Honestly? Pretty. Damn. Hard.

And yet, I know I need to do more of this. I need to step back, take a breath, and relax. And just let her be. Because then everything else falls into place.


Tracy said...

Oh tell me about it. My son takes fifteen minutes at least when he does anything in the bathroom.

Glad you exercised restraint though. I need to do more of that.

jen from boston said...


And also, that is some self-restraint.

Anonymous Boxer said...

Aren't you going to tell us what you wrote on the bathroom wall?

Anonymous said...

You are a strong strong woman. I'da been ripping the hair outta my head...

Y said...

You stood there for 20 minutes? Oh man, I think my kidneys would have shut down.

(it will never stop being funny. EVER.)

Denise said...

You have no idea how hard it is for me with three kids to let them do their thing. I do a lot of yelling. Then when they're all sleeping I feel guilty.

Thanks for telling me I'm not alone.

By the way, your Club Mom blog is a daily read around here and now I just found this one!

Kristie said...

Somtimes, I am not even kidding, I pretend that I am the nanny and that my employers have a nanny-cam and that I'm being videotaped {with my very own children ... yes, I am insane} because it makes me act more patient and fun.

That's really pathetic, isn't it?

Amie said...

My daughter, Aislinn, is the same way when it comes to washing her hands. Especially in public restrooms. I'm standing behind her, tap-dancing, huffing, puffing, and waiting for what feels like years, just for her to get them washed. And then the drying? Gah.

Crystal said...

Being carded is the BEST ego stroke EVER!!!

And, I have trouble with restraint in my own bathroom, let alone a public one, WTG Mom!!!!

Butrfly4404 said...


Totally feeling sorry for myself. I didn't even get carded on my 21st birthday! Here, now the law is "If they look under 40, you have to card them" so, NOW I get carded. Although, not the last time we had margaritas. I'm crying now, but still happy for you.

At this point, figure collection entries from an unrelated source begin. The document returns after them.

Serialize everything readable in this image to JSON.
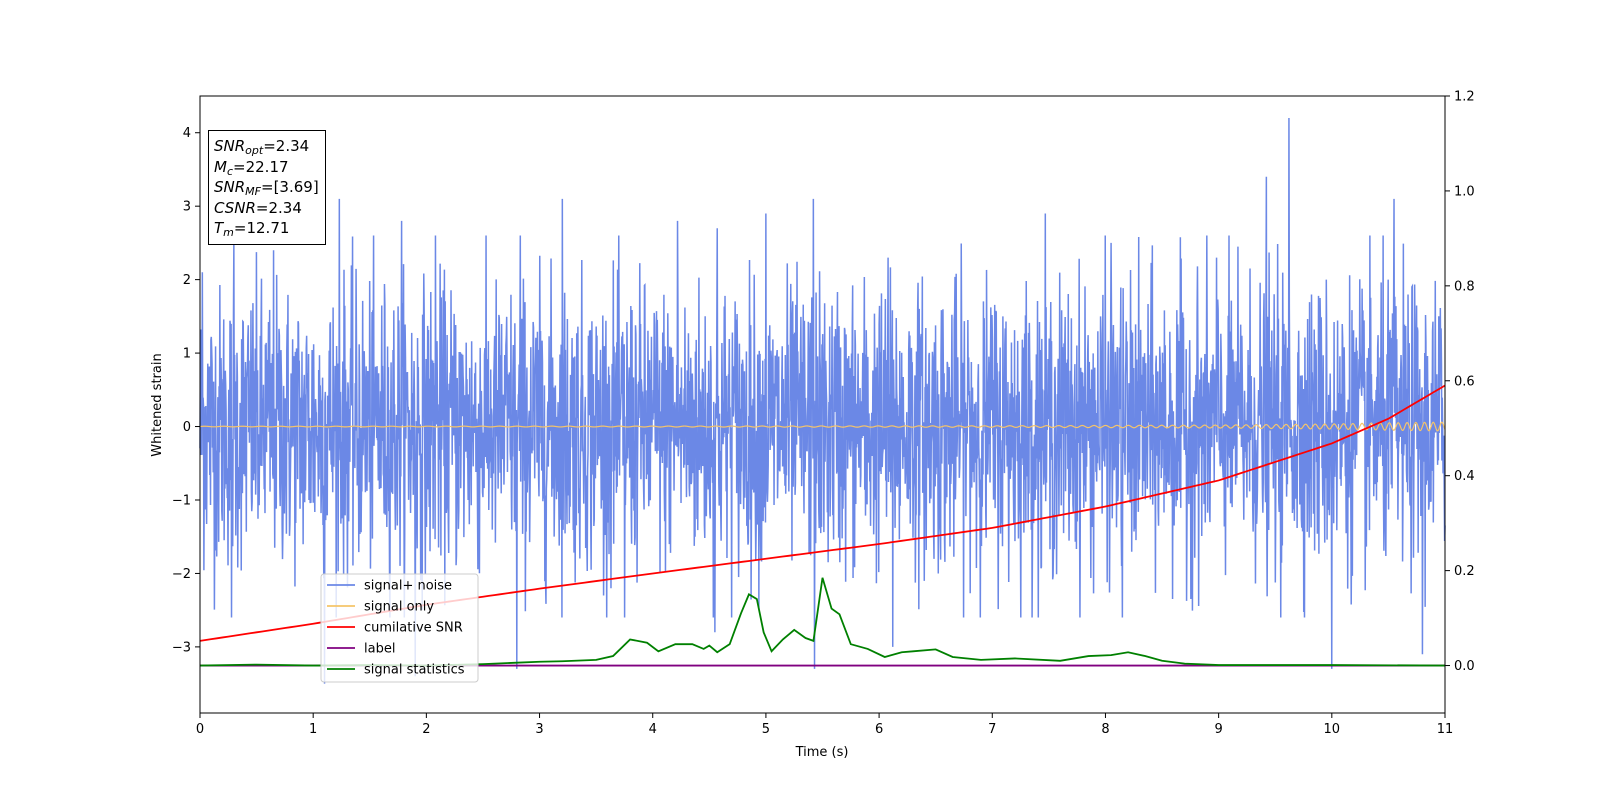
{
  "info_box": {
    "snr_opt": {
      "sym": "SNR",
      "sub": "opt",
      "value": "=2.34"
    },
    "mc": {
      "sym": "M",
      "sub": "c",
      "value": "=22.17"
    },
    "snr_mf": {
      "sym": "SNR",
      "sub": "MF",
      "value": "=[3.69]"
    },
    "csnr": {
      "sym": "CSNR",
      "value": "=2.34"
    },
    "tm": {
      "sym": "T",
      "sub": "m",
      "value": "=12.71"
    }
  },
  "colors": {
    "signal_noise": "#6b88e6",
    "signal_only": "#f5c46a",
    "cumulative_snr": "#ff0000",
    "label": "#800080",
    "signal_statistics": "#008000"
  },
  "chart_data": {
    "type": "line",
    "xlabel": "Time (s)",
    "ylabel": "Whitened strain",
    "xlim": [
      0,
      11
    ],
    "ylim": [
      -3.9,
      4.5
    ],
    "y2lim": [
      -0.1,
      1.2
    ],
    "x_ticks": [
      "0",
      "1",
      "2",
      "3",
      "4",
      "5",
      "6",
      "7",
      "8",
      "9",
      "10",
      "11"
    ],
    "y_ticks": [
      "−3",
      "−2",
      "−1",
      "0",
      "1",
      "2",
      "3",
      "4"
    ],
    "y2_ticks": [
      "0.0",
      "0.2",
      "0.4",
      "0.6",
      "0.8",
      "1.0",
      "1.2"
    ],
    "grid": false,
    "legend_position": "lower-left",
    "legend": [
      "signal+ noise",
      "signal only",
      "cumilative SNR",
      "label",
      "signal statistics"
    ],
    "series": [
      {
        "name": "signal+ noise",
        "axis": "left",
        "note": "whitened noise, amplitude range approx -3.5 to 4.2",
        "peaks": [
          [
            0.02,
            2.1
          ],
          [
            0.3,
            2.5
          ],
          [
            0.65,
            2.4
          ],
          [
            1.23,
            3.1
          ],
          [
            1.78,
            2.8
          ],
          [
            2.08,
            2.6
          ],
          [
            2.83,
            2.6
          ],
          [
            3.2,
            3.1
          ],
          [
            4.22,
            2.8
          ],
          [
            4.57,
            2.7
          ],
          [
            5.0,
            2.9
          ],
          [
            5.42,
            3.1
          ],
          [
            6.08,
            2.3
          ],
          [
            7.47,
            2.9
          ],
          [
            8.05,
            2.5
          ],
          [
            8.98,
            2.3
          ],
          [
            9.42,
            3.4
          ],
          [
            9.62,
            4.2
          ],
          [
            10.55,
            3.1
          ],
          [
            0.28,
            -2.6
          ],
          [
            1.1,
            -3.5
          ],
          [
            1.9,
            -3.4
          ],
          [
            2.8,
            -3.3
          ],
          [
            3.75,
            -2.6
          ],
          [
            4.55,
            -2.8
          ],
          [
            5.43,
            -3.3
          ],
          [
            6.12,
            -3.0
          ],
          [
            8.15,
            -2.6
          ],
          [
            9.55,
            -2.6
          ],
          [
            10.0,
            -3.3
          ],
          [
            10.8,
            -3.1
          ]
        ]
      },
      {
        "name": "signal only",
        "axis": "left",
        "note": "chirp oscillation about 0, amplitude grows toward 0.06 near t=11",
        "x": [
          0,
          4,
          7,
          9,
          10,
          10.5,
          11
        ],
        "amplitude": [
          0.004,
          0.006,
          0.01,
          0.02,
          0.035,
          0.05,
          0.06
        ]
      },
      {
        "name": "cumilative SNR",
        "axis": "right",
        "x": [
          0,
          1,
          2,
          3,
          4,
          5,
          6,
          7,
          8,
          9,
          10,
          10.5,
          11
        ],
        "values": [
          0.052,
          0.088,
          0.128,
          0.162,
          0.194,
          0.225,
          0.256,
          0.29,
          0.335,
          0.39,
          0.468,
          0.52,
          0.59
        ]
      },
      {
        "name": "label",
        "axis": "right",
        "x": [
          0,
          11
        ],
        "values": [
          0.0,
          0.0
        ]
      },
      {
        "name": "signal statistics",
        "axis": "right",
        "x": [
          0,
          0.5,
          1.0,
          1.5,
          2.0,
          2.5,
          2.8,
          3.0,
          3.2,
          3.5,
          3.65,
          3.8,
          3.95,
          4.05,
          4.2,
          4.35,
          4.45,
          4.5,
          4.57,
          4.68,
          4.78,
          4.85,
          4.92,
          4.98,
          5.05,
          5.15,
          5.25,
          5.35,
          5.42,
          5.5,
          5.58,
          5.65,
          5.75,
          5.9,
          6.05,
          6.2,
          6.3,
          6.5,
          6.65,
          6.9,
          7.2,
          7.6,
          7.85,
          8.05,
          8.2,
          8.35,
          8.5,
          8.7,
          9.0,
          10.0,
          11.0
        ],
        "values": [
          0.0,
          0.002,
          0.0,
          0.001,
          0.0,
          0.003,
          0.006,
          0.008,
          0.009,
          0.012,
          0.02,
          0.055,
          0.048,
          0.03,
          0.045,
          0.045,
          0.035,
          0.042,
          0.028,
          0.045,
          0.11,
          0.15,
          0.14,
          0.07,
          0.03,
          0.055,
          0.075,
          0.058,
          0.052,
          0.185,
          0.12,
          0.108,
          0.045,
          0.035,
          0.018,
          0.028,
          0.03,
          0.034,
          0.018,
          0.012,
          0.015,
          0.01,
          0.02,
          0.022,
          0.028,
          0.02,
          0.01,
          0.004,
          0.001,
          0.001,
          0.0
        ]
      }
    ]
  }
}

Hahaha...try exercising patience when EVERY EFFIN STORY is "My mom..." Like, "My mom can do this." "My mom has that." "My mom knows how to do that." I'm sure she talks about me just as much, but every once in a while I just want to blow up and yell "I DON'T CARE WHAT YOUR MOM DOES!!" Or, when it's "My mom has this, my mom bought that," it's even harder because, Hello! Thanks for the child support!

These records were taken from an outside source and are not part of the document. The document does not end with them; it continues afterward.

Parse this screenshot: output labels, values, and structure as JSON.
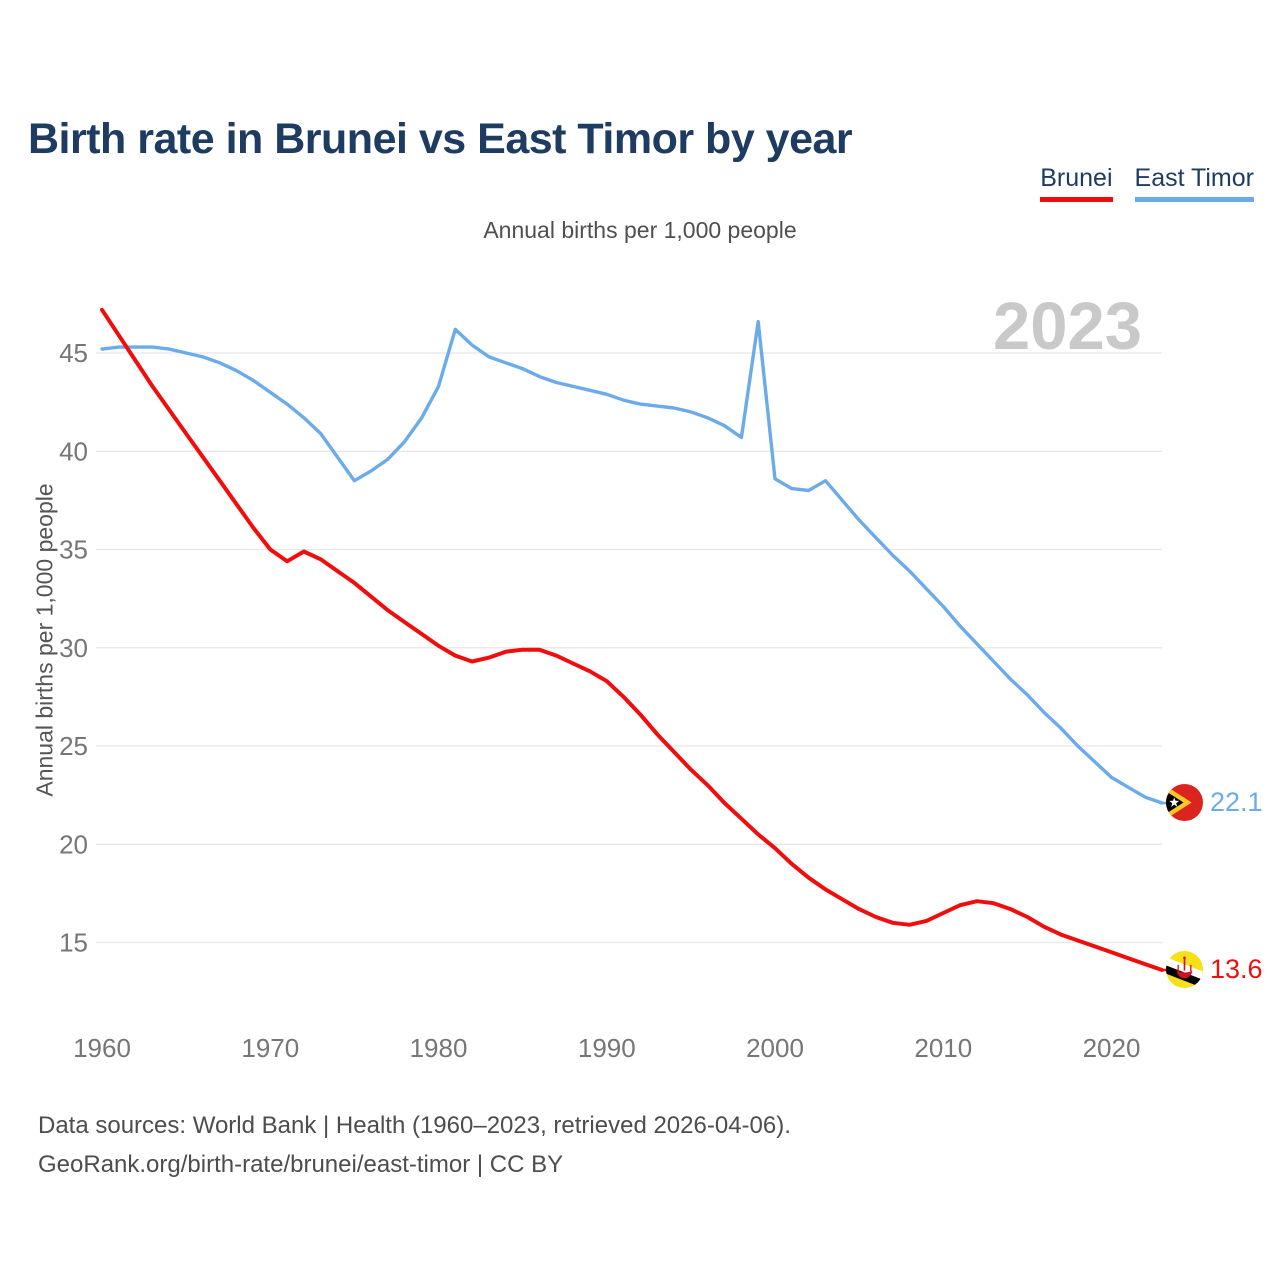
{
  "header": {
    "title": "Birth rate in Brunei vs East Timor by year"
  },
  "legend": {
    "items": [
      {
        "label": "Brunei",
        "color": "#f20d0d"
      },
      {
        "label": "East Timor",
        "color": "#6cabe9"
      }
    ]
  },
  "subtitle": "Annual births per 1,000 people",
  "watermark": "2023",
  "chart_data": {
    "type": "line",
    "title": "Birth rate in Brunei vs East Timor by year",
    "xlabel": "",
    "ylabel": "Annual births per 1,000 people",
    "ylim": [
      13,
      48
    ],
    "y_ticks": [
      15,
      20,
      25,
      30,
      35,
      40,
      45
    ],
    "x_ticks": [
      1960,
      1970,
      1980,
      1990,
      2000,
      2010,
      2020
    ],
    "grid": "horizontal",
    "legend_position": "top-right",
    "x": [
      1960,
      1961,
      1962,
      1963,
      1964,
      1965,
      1966,
      1967,
      1968,
      1969,
      1970,
      1971,
      1972,
      1973,
      1974,
      1975,
      1976,
      1977,
      1978,
      1979,
      1980,
      1981,
      1982,
      1983,
      1984,
      1985,
      1986,
      1987,
      1988,
      1989,
      1990,
      1991,
      1992,
      1993,
      1994,
      1995,
      1996,
      1997,
      1998,
      1999,
      2000,
      2001,
      2002,
      2003,
      2004,
      2005,
      2006,
      2007,
      2008,
      2009,
      2010,
      2011,
      2012,
      2013,
      2014,
      2015,
      2016,
      2017,
      2018,
      2019,
      2020,
      2021,
      2022,
      2023
    ],
    "series": [
      {
        "name": "Brunei",
        "color": "#f20d0d",
        "end_value": 13.6,
        "values": [
          47.2,
          45.9,
          44.6,
          43.3,
          42.1,
          40.9,
          39.7,
          38.5,
          37.3,
          36.1,
          35.0,
          34.4,
          34.9,
          34.5,
          33.9,
          33.3,
          32.6,
          31.9,
          31.3,
          30.7,
          30.1,
          29.6,
          29.3,
          29.5,
          29.8,
          29.9,
          29.9,
          29.6,
          29.2,
          28.8,
          28.3,
          27.5,
          26.6,
          25.6,
          24.7,
          23.8,
          23.0,
          22.1,
          21.3,
          20.5,
          19.8,
          19.0,
          18.3,
          17.7,
          17.2,
          16.7,
          16.3,
          16.0,
          15.9,
          16.1,
          16.5,
          16.9,
          17.1,
          17.0,
          16.7,
          16.3,
          15.8,
          15.4,
          15.1,
          14.8,
          14.5,
          14.2,
          13.9,
          13.6
        ]
      },
      {
        "name": "East Timor",
        "color": "#6cabe9",
        "end_value": 22.1,
        "values": [
          45.2,
          45.3,
          45.3,
          45.3,
          45.2,
          45.0,
          44.8,
          44.5,
          44.1,
          43.6,
          43.0,
          42.4,
          41.7,
          40.9,
          39.7,
          38.5,
          39.0,
          39.6,
          40.5,
          41.7,
          43.3,
          46.2,
          45.4,
          44.8,
          44.5,
          44.2,
          43.8,
          43.5,
          43.3,
          43.1,
          42.9,
          42.6,
          42.4,
          42.3,
          42.2,
          42.0,
          41.7,
          41.3,
          40.7,
          46.6,
          38.6,
          38.1,
          38.0,
          38.5,
          37.5,
          36.5,
          35.6,
          34.7,
          33.9,
          33.0,
          32.1,
          31.1,
          30.2,
          29.3,
          28.4,
          27.6,
          26.7,
          25.9,
          25.0,
          24.2,
          23.4,
          22.9,
          22.4,
          22.1
        ]
      }
    ]
  },
  "end_labels": [
    {
      "series": "East Timor",
      "value": "22.1",
      "color": "#6cabe9"
    },
    {
      "series": "Brunei",
      "value": "13.6",
      "color": "#f20d0d"
    }
  ],
  "footer": {
    "line1": "Data sources: World Bank | Health (1960–2023, retrieved 2026-04-06).",
    "line2": "GeoRank.org/birth-rate/brunei/east-timor | CC BY"
  }
}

Sorry, wow. I'm totally losing it today.

Karen A. said...

I'm with Kristie! I pretend that my kids are someone else's sometimes because then I know I'll be nicer!

Too funny!

blog Portland said...

You're already a step ahead of me by letting her wash her hands. I'm usually on them with "Hey let's go! My beer's getting warm." Besides, their Mom always makes them Purrell up after the bathroom, no matter how long they washed their hands, so I figure what's the point, right?


nila said...

Those are the moments I live for. Especially when I realize how patient I really can be. Which doesn't happen often enough.

Stef said...

Those patient moms? Are on Vicodin. :)

Jennifer said...

Do you think they know when we use that excuse..."I didn't realize the time"? I use it all the time!

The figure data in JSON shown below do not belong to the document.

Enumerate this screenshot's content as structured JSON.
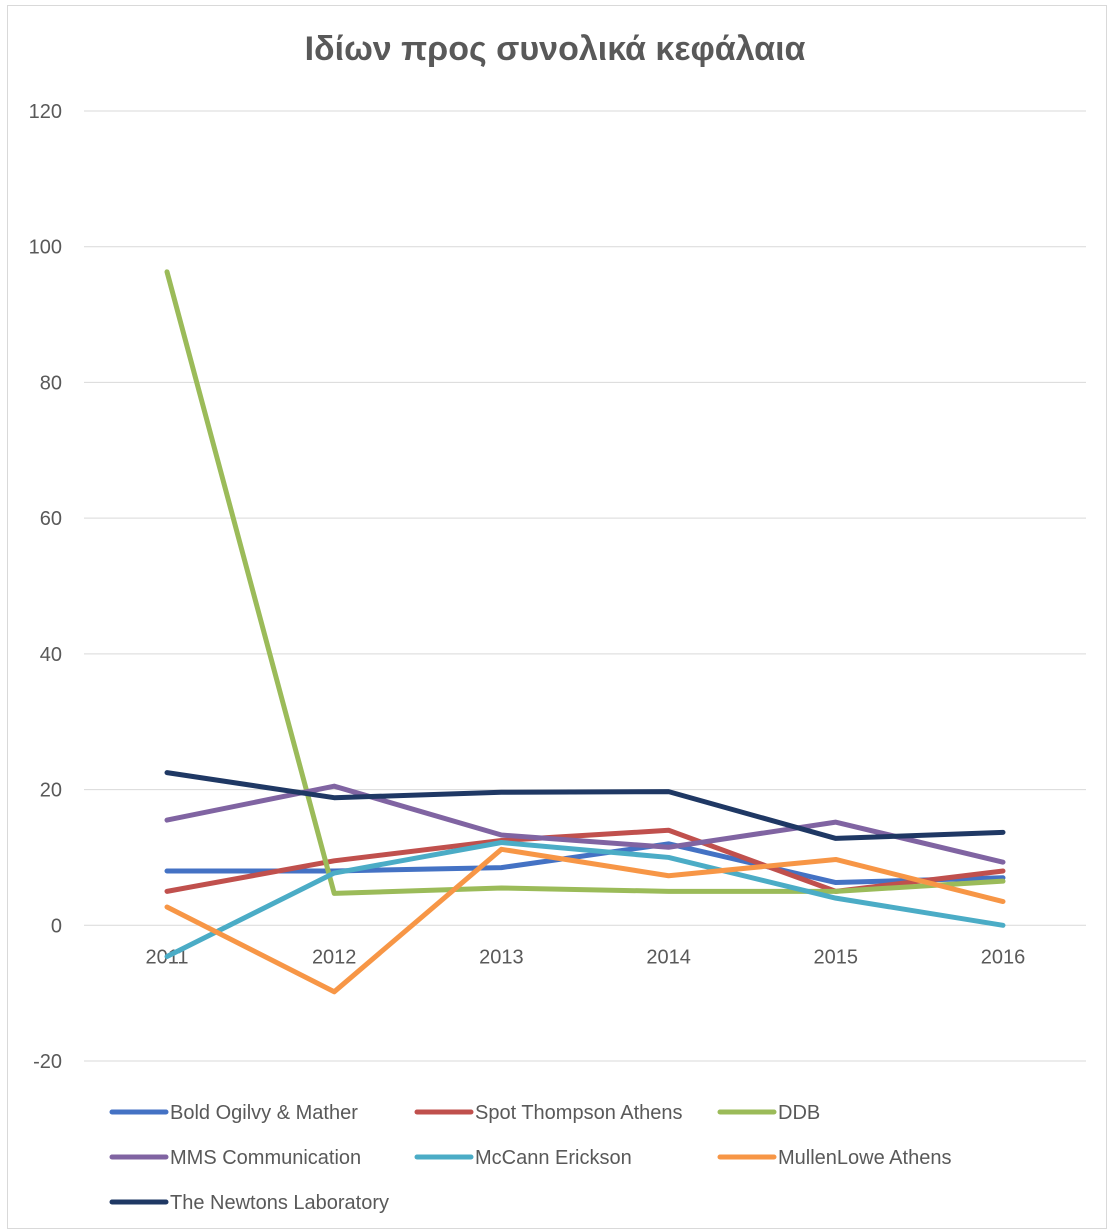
{
  "chart_data": {
    "type": "line",
    "title": "Ιδίων προς συνολικά κεφάλαια",
    "xlabel": "",
    "ylabel": "",
    "categories": [
      "2011",
      "2012",
      "2013",
      "2014",
      "2015",
      "2016"
    ],
    "ylim": [
      -20,
      120
    ],
    "yticks": [
      "-20",
      "0",
      "20",
      "40",
      "60",
      "80",
      "100",
      "120"
    ],
    "grid": true,
    "legend_position": "bottom",
    "series": [
      {
        "name": "Bold Ogilvy & Mather",
        "color": "#4472c4",
        "values": [
          8,
          8,
          8.5,
          12,
          6.3,
          7
        ]
      },
      {
        "name": "Spot Thompson Athens",
        "color": "#c0504d",
        "values": [
          5,
          9.5,
          12.5,
          14,
          5,
          8
        ]
      },
      {
        "name": "DDB",
        "color": "#9bbb59",
        "values": [
          96.3,
          4.7,
          5.5,
          5,
          5,
          6.5
        ]
      },
      {
        "name": "MMS Communication",
        "color": "#8064a2",
        "values": [
          15.5,
          20.5,
          13.3,
          11.5,
          15.2,
          9.3
        ]
      },
      {
        "name": "McCann Erickson",
        "color": "#4bacc6",
        "values": [
          -4.6,
          7.7,
          12.2,
          10,
          4,
          0
        ]
      },
      {
        "name": "MullenLowe Athens",
        "color": "#f79646",
        "values": [
          2.7,
          -9.8,
          11.2,
          7.3,
          9.7,
          3.5
        ]
      },
      {
        "name": "The Newtons Laboratory",
        "color": "#1f3864",
        "values": [
          22.5,
          18.8,
          19.6,
          19.7,
          12.8,
          13.7
        ]
      }
    ]
  }
}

Good job on the patience. Patience is a bitch.

Butrfly4404 said...

Hahaha...yesterday I 'held it' thru WalkAmerica because I didn't want to use a porta-potty. When we finally stopped at a convenience store on the way home, I had to wait outside the bathroom as a lady (VERY patiently) got TWO kids thru using the potty, then washing their hands. I so badly just wanted to BANG ON THE DOOR and say "Enough! Teach them at home!" hahahaha...but, no, really, patience IS good.

Anonymous said...

Okay seriously, this is the funniest thing I've read all day (it may or may not be the wine).